The tension in “Eye of the Needle” comes from the audience’s knowledge that Voyager’s not going to get home in its seventh episode. That’s mirrored by Janeway and Tuvok’s awareness that Harry is way too excited about the possibility, and he’s going to find out sooner or later that Santa’s not real.
And Harry’s excitement is infectious. He and B’Elanna get to interact one on one for the first time since “Caretaker”, and even though she has nothing waiting for her in the alpha quadrant — she doesn’t even know for sure where in the galaxy her mother is living these days — she’s still tripping over herself to tell Janeway when she realises the crew could beam themselves through the wormhole and onto the Romulan ship at the other end.
Naturally, it’s too good to last, but I’m impressed by how well the episode builds up hope, only for Tuvok to dash it at the very end.
Kes continues to be the most valuable supporting character, as she progresses in her medical education and also becomes an advocate for the Doctor’s personhood.
It’s honestly a mystery to me how anyone could decide she was the character they could best afford to lose — and I know that was a fairly last-minute change, and it was originally Garrett Wang who was going to be fired, but I wouldn’t have ditched him, either.
Kes’s work on the Doctor’s behalf leads Janeway to begin to regard him as an individual in his own right, as opposed to a badly-programmed app, which sets her down the path that will end in deciding to rehabilitate a Borg drone.
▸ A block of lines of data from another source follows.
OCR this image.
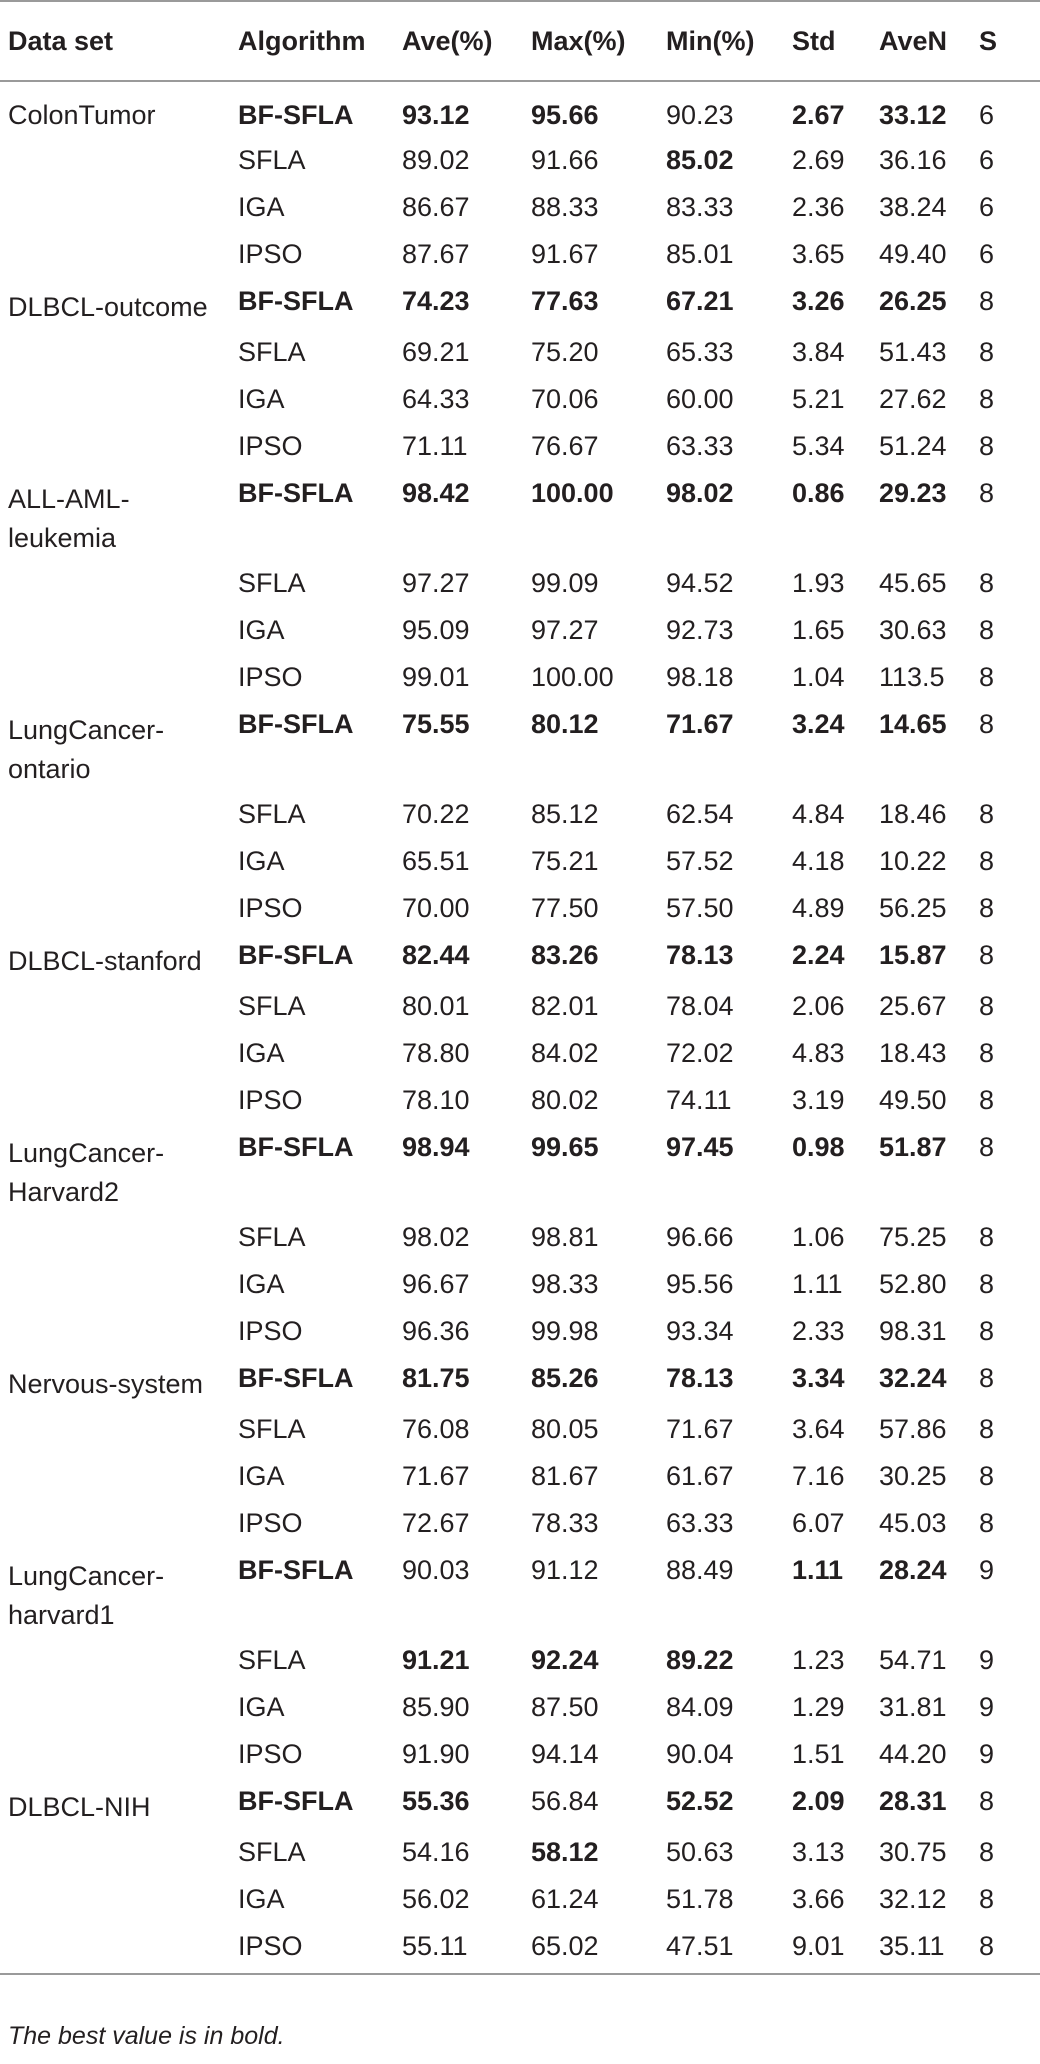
Data set	Algorithm	Ave(%)	Max(%)	Min(%)	Std	AveN	S
ColonTumor	BF-SFLA	93.12	95.66	90.23	2.67	33.12	6
	SFLA	89.02	91.66	85.02	2.69	36.16	6
	IGA	86.67	88.33	83.33	2.36	38.24	6
	IPSO	87.67	91.67	85.01	3.65	49.40	6
DLBCL-outcome	BF-SFLA	74.23	77.63	67.21	3.26	26.25	8
	SFLA	69.21	75.20	65.33	3.84	51.43	8
	IGA	64.33	70.06	60.00	5.21	27.62	8
	IPSO	71.11	76.67	63.33	5.34	51.24	8
ALL-AML-leukemia	BF-SFLA	98.42	100.00	98.02	0.86	29.23	8
	SFLA	97.27	99.09	94.52	1.93	45.65	8
	IGA	95.09	97.27	92.73	1.65	30.63	8
	IPSO	99.01	100.00	98.18	1.04	113.5	8
LungCancer-ontario	BF-SFLA	75.55	80.12	71.67	3.24	14.65	8
	SFLA	70.22	85.12	62.54	4.84	18.46	8
	IGA	65.51	75.21	57.52	4.18	10.22	8
	IPSO	70.00	77.50	57.50	4.89	56.25	8
DLBCL-stanford	BF-SFLA	82.44	83.26	78.13	2.24	15.87	8
	SFLA	80.01	82.01	78.04	2.06	25.67	8
	IGA	78.80	84.02	72.02	4.83	18.43	8
	IPSO	78.10	80.02	74.11	3.19	49.50	8
LungCancer-Harvard2	BF-SFLA	98.94	99.65	97.45	0.98	51.87	8
	SFLA	98.02	98.81	96.66	1.06	75.25	8
	IGA	96.67	98.33	95.56	1.11	52.80	8
	IPSO	96.36	99.98	93.34	2.33	98.31	8
Nervous-system	BF-SFLA	81.75	85.26	78.13	3.34	32.24	8
	SFLA	76.08	80.05	71.67	3.64	57.86	8
	IGA	71.67	81.67	61.67	7.16	30.25	8
	IPSO	72.67	78.33	63.33	6.07	45.03	8
LungCancer-harvard1	BF-SFLA	90.03	91.12	88.49	1.11	28.24	9
	SFLA	91.21	92.24	89.22	1.23	54.71	9
	IGA	85.90	87.50	84.09	1.29	31.81	9
	IPSO	91.90	94.14	90.04	1.51	44.20	9
DLBCL-NIH	BF-SFLA	55.36	56.84	52.52	2.09	28.31	8
	SFLA	54.16	58.12	50.63	3.13	30.75	8
	IGA	56.02	61.24	51.78	3.66	32.12	8
	IPSO	55.11	65.02	47.51	9.01	35.11	8
The best value is in bold.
This is a nice convergence of three character arcs.
Among the Doctor’s pet peeves: being left online with no way to switch himself off. He’s concerned that, if the crew does beam through the wormhole to Romulan space, he might accidentally be left online, alone, for all eternity.
It’s okay, dude, Kes doesn’t say, Janeway will definitely hit the self-destruct before she abandons ship.
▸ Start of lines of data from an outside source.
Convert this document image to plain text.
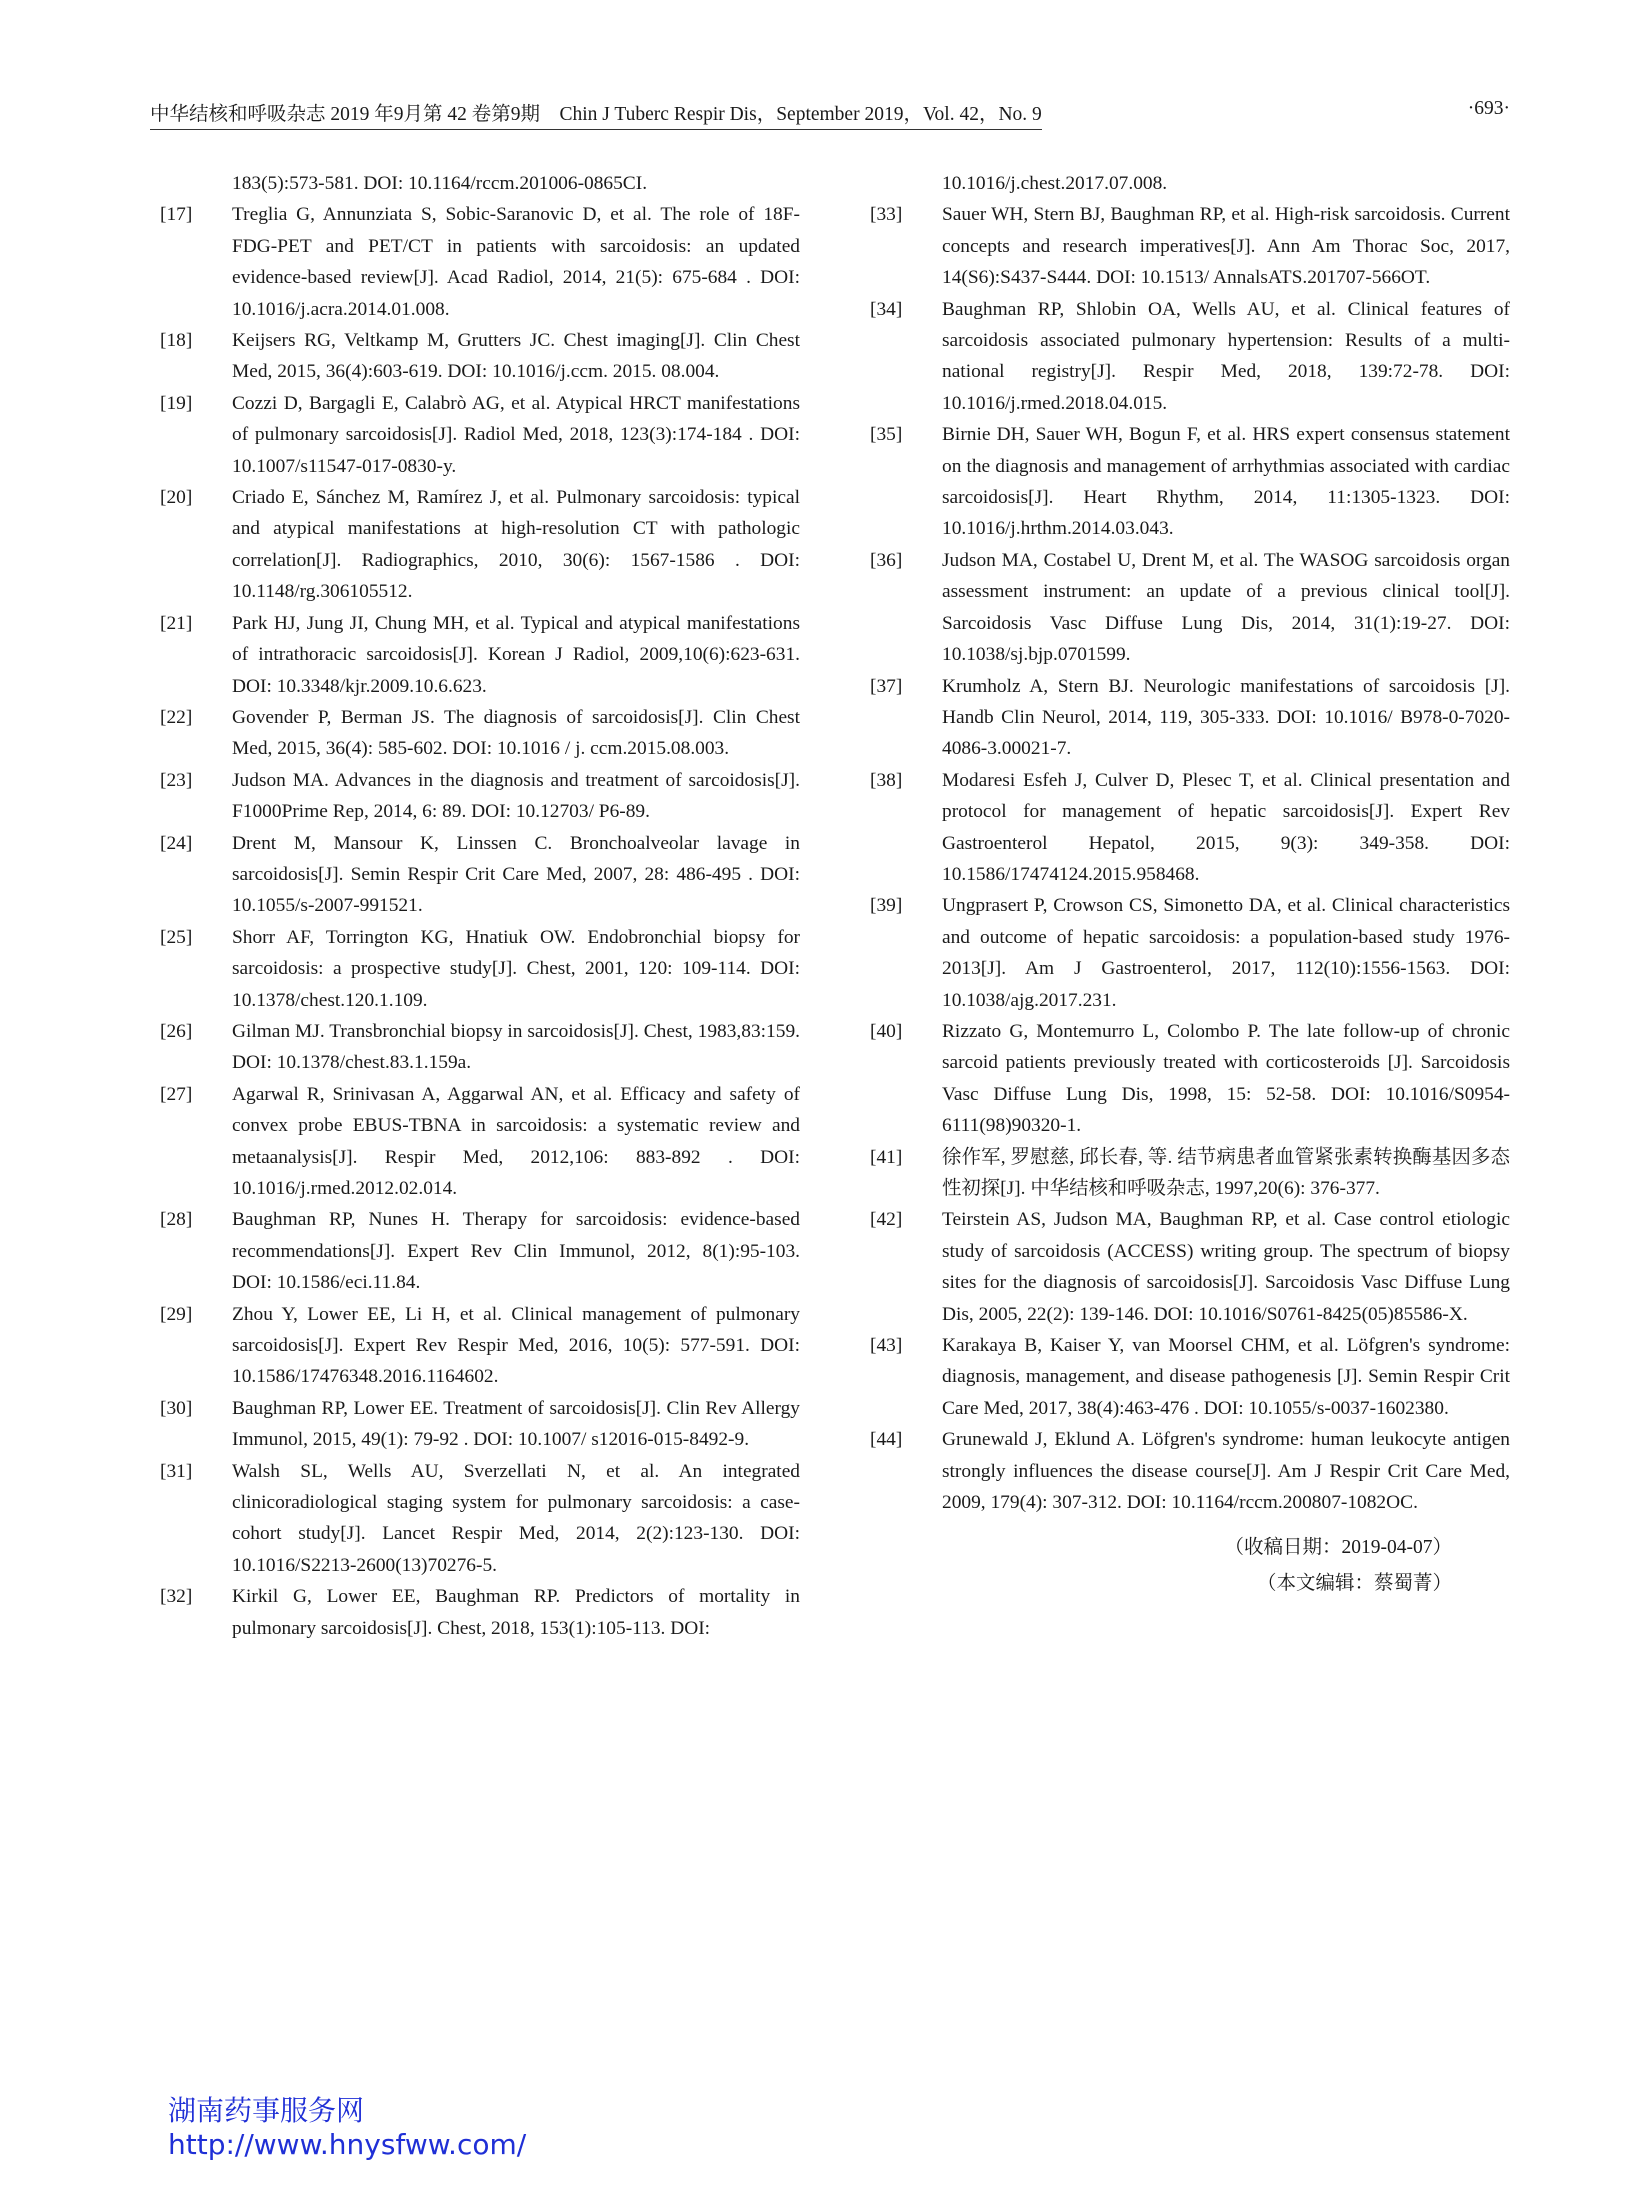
中华结核和呼吸杂志 2019 年9月第 42 卷第9期　Chin J Tuberc Respir Dis，September 2019，Vol. 42，No. 9	·693·
183(5):573-581. DOI: 10.1164/rccm.201006-0865CI.
[17]	Treglia G, Annunziata S, Sobic-Saranovic D, et al. The role of 18F-FDG-PET and PET/CT in patients with sarcoidosis: an updated evidence-based review[J]. Acad Radiol, 2014, 21(5): 675-684 . DOI: 10.1016/j.acra.2014.01.008.
[18]	Keijsers RG, Veltkamp M, Grutters JC. Chest imaging[J]. Clin Chest Med, 2015, 36(4):603-619. DOI: 10.1016/j.ccm. 2015. 08.004.
[19]	Cozzi D, Bargagli E, Calabrò AG, et al. Atypical HRCT manifestations of pulmonary sarcoidosis[J]. Radiol Med, 2018, 123(3):174-184 . DOI: 10.1007/s11547-017-0830-y.
[20]	Criado E, Sánchez M, Ramírez J, et al. Pulmonary sarcoidosis: typical and atypical manifestations at high-resolution CT with pathologic correlation[J]. Radiographics, 2010, 30(6): 1567-1586 . DOI: 10.1148/rg.306105512.
[21]	Park HJ, Jung JI, Chung MH, et al. Typical and atypical manifestations of intrathoracic sarcoidosis[J]. Korean J Radiol, 2009,10(6):623-631. DOI: 10.3348/kjr.2009.10.6.623.
[22]	Govender P, Berman JS. The diagnosis of sarcoidosis[J]. Clin Chest Med, 2015, 36(4): 585-602. DOI: 10.1016 / j. ccm.2015.08.003.
[23]	Judson MA. Advances in the diagnosis and treatment of sarcoidosis[J]. F1000Prime Rep, 2014, 6: 89. DOI: 10.12703/ P6-89.
[24]	Drent M, Mansour K, Linssen C. Bronchoalveolar lavage in sarcoidosis[J]. Semin Respir Crit Care Med, 2007, 28: 486-495 . DOI: 10.1055/s-2007-991521.
[25]	Shorr AF, Torrington KG, Hnatiuk OW. Endobronchial biopsy for sarcoidosis: a prospective study[J]. Chest, 2001, 120: 109-114. DOI: 10.1378/chest.120.1.109.
[26]	Gilman MJ. Transbronchial biopsy in sarcoidosis[J]. Chest, 1983,83:159. DOI: 10.1378/chest.83.1.159a.
[27]	Agarwal R, Srinivasan A, Aggarwal AN, et al. Efficacy and safety of convex probe EBUS-TBNA in sarcoidosis: a systematic review and metaanalysis[J]. Respir Med, 2012,106: 883-892 . DOI: 10.1016/j.rmed.2012.02.014.
[28]	Baughman RP, Nunes H. Therapy for sarcoidosis: evidence-based recommendations[J]. Expert Rev Clin Immunol, 2012, 8(1):95-103. DOI: 10.1586/eci.11.84.
[29]	Zhou Y, Lower EE, Li H, et al. Clinical management of pulmonary sarcoidosis[J]. Expert Rev Respir Med, 2016, 10(5): 577-591. DOI: 10.1586/17476348.2016.1164602.
[30]	Baughman RP, Lower EE. Treatment of sarcoidosis[J]. Clin Rev Allergy Immunol, 2015, 49(1): 79-92 . DOI: 10.1007/ s12016-015-8492-9.
[31]	Walsh SL, Wells AU, Sverzellati N, et al. An integrated clinicoradiological staging system for pulmonary sarcoidosis: a case-cohort study[J]. Lancet Respir Med, 2014, 2(2):123-130. DOI: 10.1016/S2213-2600(13)70276-5.
[32]	Kirkil G, Lower EE, Baughman RP. Predictors of mortality in pulmonary sarcoidosis[J]. Chest, 2018, 153(1):105-113. DOI:
10.1016/j.chest.2017.07.008.
[33]	Sauer WH, Stern BJ, Baughman RP, et al. High-risk sarcoidosis. Current concepts and research imperatives[J]. Ann Am Thorac Soc, 2017, 14(S6):S437-S444. DOI: 10.1513/ AnnalsATS.201707-566OT.
[34]	Baughman RP, Shlobin OA, Wells AU, et al. Clinical features of sarcoidosis associated pulmonary hypertension: Results of a multi-national registry[J]. Respir Med, 2018, 139:72-78. DOI: 10.1016/j.rmed.2018.04.015.
[35]	Birnie DH, Sauer WH, Bogun F, et al. HRS expert consensus statement on the diagnosis and management of arrhythmias associated with cardiac sarcoidosis[J]. Heart Rhythm, 2014, 11:1305-1323. DOI: 10.1016/j.hrthm.2014.03.043.
[36]	Judson MA, Costabel U, Drent M, et al. The WASOG sarcoidosis organ assessment instrument: an update of a previous clinical tool[J]. Sarcoidosis Vasc Diffuse Lung Dis, 2014, 31(1):19-27. DOI: 10.1038/sj.bjp.0701599.
[37]	Krumholz A, Stern BJ. Neurologic manifestations of sarcoidosis [J]. Handb Clin Neurol, 2014, 119, 305-333. DOI: 10.1016/ B978-0-7020-4086-3.00021-7.
[38]	Modaresi Esfeh J, Culver D, Plesec T, et al. Clinical presentation and protocol for management of hepatic sarcoidosis[J]. Expert Rev Gastroenterol Hepatol, 2015, 9(3): 349-358. DOI: 10.1586/17474124.2015.958468.
[39]	Ungprasert P, Crowson CS, Simonetto DA, et al. Clinical characteristics and outcome of hepatic sarcoidosis: a population-based study 1976-2013[J]. Am J Gastroenterol, 2017, 112(10):1556-1563. DOI: 10.1038/ajg.2017.231.
[40]	Rizzato G, Montemurro L, Colombo P. The late follow-up of chronic sarcoid patients previously treated with corticosteroids [J]. Sarcoidosis Vasc Diffuse Lung Dis, 1998, 15: 52-58. DOI: 10.1016/S0954-6111(98)90320-1.
[41]	徐作军, 罗慰慈, 邱长春, 等. 结节病患者血管紧张素转换酶基因多态性初探[J]. 中华结核和呼吸杂志, 1997,20(6): 376-377.
[42]	Teirstein AS, Judson MA, Baughman RP, et al. Case control etiologic study of sarcoidosis (ACCESS) writing group. The spectrum of biopsy sites for the diagnosis of sarcoidosis[J]. Sarcoidosis Vasc Diffuse Lung Dis, 2005, 22(2): 139-146. DOI: 10.1016/S0761-8425(05)85586-X.
[43]	Karakaya B, Kaiser Y, van Moorsel CHM, et al. Löfgren's syndrome: diagnosis, management, and disease pathogenesis [J]. Semin Respir Crit Care Med, 2017, 38(4):463-476 . DOI: 10.1055/s-0037-1602380.
[44]	Grunewald J, Eklund A. Löfgren's syndrome: human leukocyte antigen strongly influences the disease course[J]. Am J Respir Crit Care Med, 2009, 179(4): 307-312. DOI: 10.1164/rccm.200807-1082OC.
（收稿日期：2019-04-07）
（本文编辑：蔡蜀菁）
湖南药事服务网
http://www.hnysfww.com/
Important sleepwear business
I cannot let this episode pass without a few words on Janeway’s terrible pyjamas.
Apparently, she sleeps in a pink satin nightgown (because the costume department of this era just loved putting redheads in pink satin), but with matching … leggings? Harem pants? underneath.
Because a woman’s sleepwear, according to ’90s Trek, must be extremely feminine, but also unreasonably complicated.
I’ve said before that Discovery‘s athleisurewear inspirations are going to look super dated in a couple of decades — but there’s a lot to be said for its unisex Starfleet jim jams. Not to mention standard issue trackie daks and hoodies.
Wig Watch 2k18
Though she has yet to adopt her classic pixie cut, Kes’s hair is improving with every episode. I mean, it actually looks like hair these days!
Janeway, meanwhile, apparently keeps her extremely ’90s bouffant in place even when sleeping.
- This is Voyager’s third temporal anomaly, if you’re counting.
- When the Romulan captain offers to warn Starfleet not to send Voyager to the Badlands, Chakotay objects on the grounds that they’ve already had a big impact on events in the delta quadrant. Which is true, but surely he’s also aware that not sending Voyager just means he and his crew would be stranded alone.
- (For the four and a half minutes it will take Seska to lead a mutiny and become a pirate queen, anyway.)
- Jeri Taylor is co-credited as the writer for this script, but there are some off-moments which seem like the work of a less experienced writer — for example, Janeway addresses B’Elanna as “Torres”, and the Romulan is addressed as “Captain” not “Commander”.
- Saying that Kate Mulgrew gives a great performance is like remarking on the unusual wetness of water, but she’s especially good in Janeway’s late-night Skype session with the Romulan captain.
Do I recommend it?
Yes. Solid characterisation, and a rare episode where the show’s reluctance to change the status quo actually heightens the tension.